As críticas chegam especialmente à CP que “não se tem esforçado como lhe cumpria para corresponder, ainda que minimamente, às vantagens imensas que obteve do Estado Novo. Nunca a CP através da sua longa existência auferiu tão fabulosos lucros. E também não há memória de nunca ter servido tão mal o país”.

O oficial da PSP acrescenta ainda as “complicações burocráticas, cada vez mais emaranhadas” das quais também não se coíbe de dar exemplos: “Chega por exemplo, um vagão de sabão para Beja, com 300 caixas. Destas, competem seguir 100 para Serpa – onde por falta de sabão, três quartos da população está içada de piolhos. Pois para o sabão seguir de Beja para Serpa, é necessário pedir autorização para Lisboa – que demora mais uma semana a conseguir-se. É mais um longo compasso de espera e maior aumento de impaciências e mal-estar”.

O capitão Francisco Soares não te dúvidas de que “é fácil concluir que além do mal-estar proveniente do exterior e oriundo da Guerra actual, existe também o mal-estar de ordem interna, provenientes do açambarcamento, especulação, más vontades e burocracia”, o que contribuí “eficaz e persistentemente para o descontentamento geral, óptimo campo que o adversário – sempre alerta – não deixará de aproveitar para o desenvolvimento da sua campanha embora surda e cautelosa, mas sempre subversiva e dissolvente”.


As marchas da fome

Os problemas de abastecimento não são exclusivos das chamadas “províncias”. Em Lisboa e arredores foram vários os momentos em que as autoridades foram obrigadas a intervir após movimentações sociais resultantes da falta de géneros.
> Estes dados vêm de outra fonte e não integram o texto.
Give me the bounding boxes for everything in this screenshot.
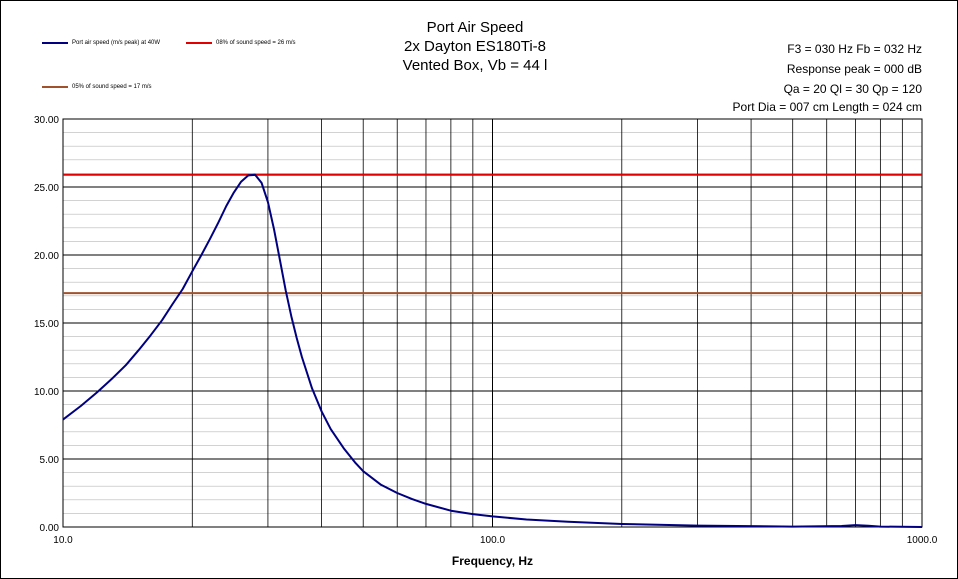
legend-entry-5pct: 05% of sound speed = 17 m/s <box>42 84 152 90</box>
info-port-dims: Port Dia = 007 cm Length = 024 cm <box>732 100 922 114</box>
chart-title-line-1: Port Air Speed <box>426 19 524 36</box>
y-tick-label: 0.00 <box>40 523 60 534</box>
y-tick-label: 15.00 <box>34 319 59 330</box>
x-axis-label: Frequency, Hz <box>452 554 533 568</box>
y-tick-label: 25.00 <box>34 183 59 194</box>
x-tick-label: 10.0 <box>53 535 73 546</box>
series-line-port-speed <box>62 173 923 528</box>
chart-title-line-2: 2x Dayton ES180Ti-8 <box>403 38 547 55</box>
legend-swatch-port-speed <box>42 42 68 44</box>
legend-swatch-8pct <box>186 42 212 44</box>
legend-label-8pct: 08% of sound speed = 26 m/s <box>216 40 296 46</box>
info-q-values: Qa = 20 Ql = 30 Qp = 120 <box>783 82 922 96</box>
y-tick-label: 20.00 <box>34 251 59 262</box>
y-tick-label: 5.00 <box>40 455 60 466</box>
y-tick-label: 30.00 <box>34 115 59 126</box>
legend-entry-8pct: 08% of sound speed = 26 m/s <box>186 40 296 46</box>
info-f3-fb: F3 = 030 Hz Fb = 032 Hz <box>787 42 922 56</box>
legend-label-5pct: 05% of sound speed = 17 m/s <box>72 84 152 90</box>
legend-swatch-5pct <box>42 86 68 88</box>
plot-border <box>62 118 923 528</box>
legend-label-port-speed: Port air speed (m/s peak) at 40W <box>72 40 161 46</box>
chart-title-line-3: Vented Box, Vb = 44 l <box>402 57 548 74</box>
x-tick-label: 1000.0 <box>907 535 938 546</box>
info-response-peak: Response peak = 000 dB <box>786 62 922 76</box>
legend-entry-port-speed: Port air speed (m/s peak) at 40W <box>42 40 160 46</box>
y-tick-label: 10.00 <box>34 387 59 398</box>
x-tick-label: 100.0 <box>480 535 505 546</box>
Para a história ficariam, no entanto, as greves e acções de 8 e 9 de Maio de 1944 lideradas pelo PCP e que tiveram como lema “pelo pão e pelos géneros”. A acção teve forte impacto na capital e no Alentejo. Milhares participaram nas chamadas “marchas da fome” e as autoridades prenderam centenas de pessoas, mas em resultado destas acções as autoridades viram-se obrigados a aumentar a quantidade de pão entregue através do sistema de racionamento.

Noticiário diverso sobre o racionamento de 1943.
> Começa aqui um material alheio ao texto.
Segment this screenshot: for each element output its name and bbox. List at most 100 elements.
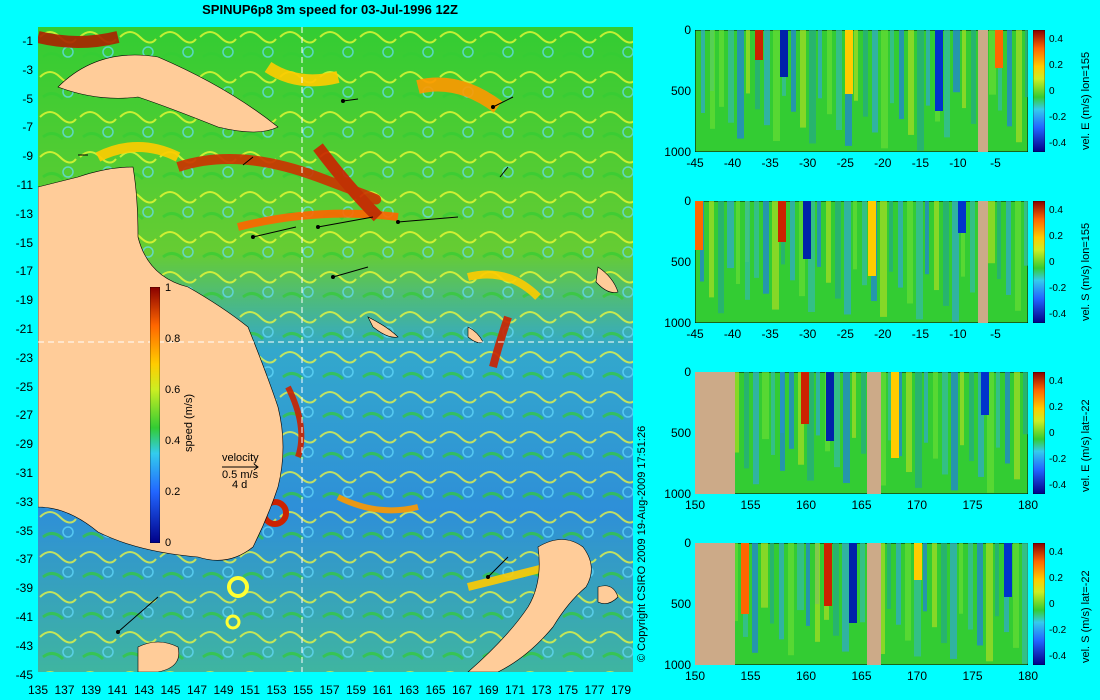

O Porto também não fugiu a estes problemas. Logo em 1940 as autoridades desenhavam um quadro negro da situação social que se agravava de “dia para dia, manifestando o aumento da mendicidade, de prostituição e de roubo, e sendo aproveitado o ambiente por elementos profissionais da desordem”.

“Junto à passagem de nível no caminho para o norte, bandos de indivíduos impedem a marcha dos automóveis obrigando-os a parar pondo-se em frente aos veículos, e exigem esmola aos gritos de «Temos fome, temos direito à vida»", descreve um relatório da polícia.

Nos anos seguintes a situação agravou-se como é possível perceber pelas informações que chegavam ao Ministério do Interior em Lisboa: “O carvão, o sabão, o azeite, o óleo de mendobi, as gorduras em geral, escasseiam originando bichas às portas dos poucos estabelecimentos que vendem estes géneros. Tem-se notado irritação nos componentes das bichas, principalmente no azeite, e uma certa tendência para a invasão e assalto, o que se tem evitado tendo porém que se recorrer a meios bastante enérgicos. Os componentes das bichas são mulheres na quasi totalidade o que torna os casos difíceis, mas terão que ser resolvidos à força as tentativas de assaltos que a realizarem-se seriam um mau precedente”.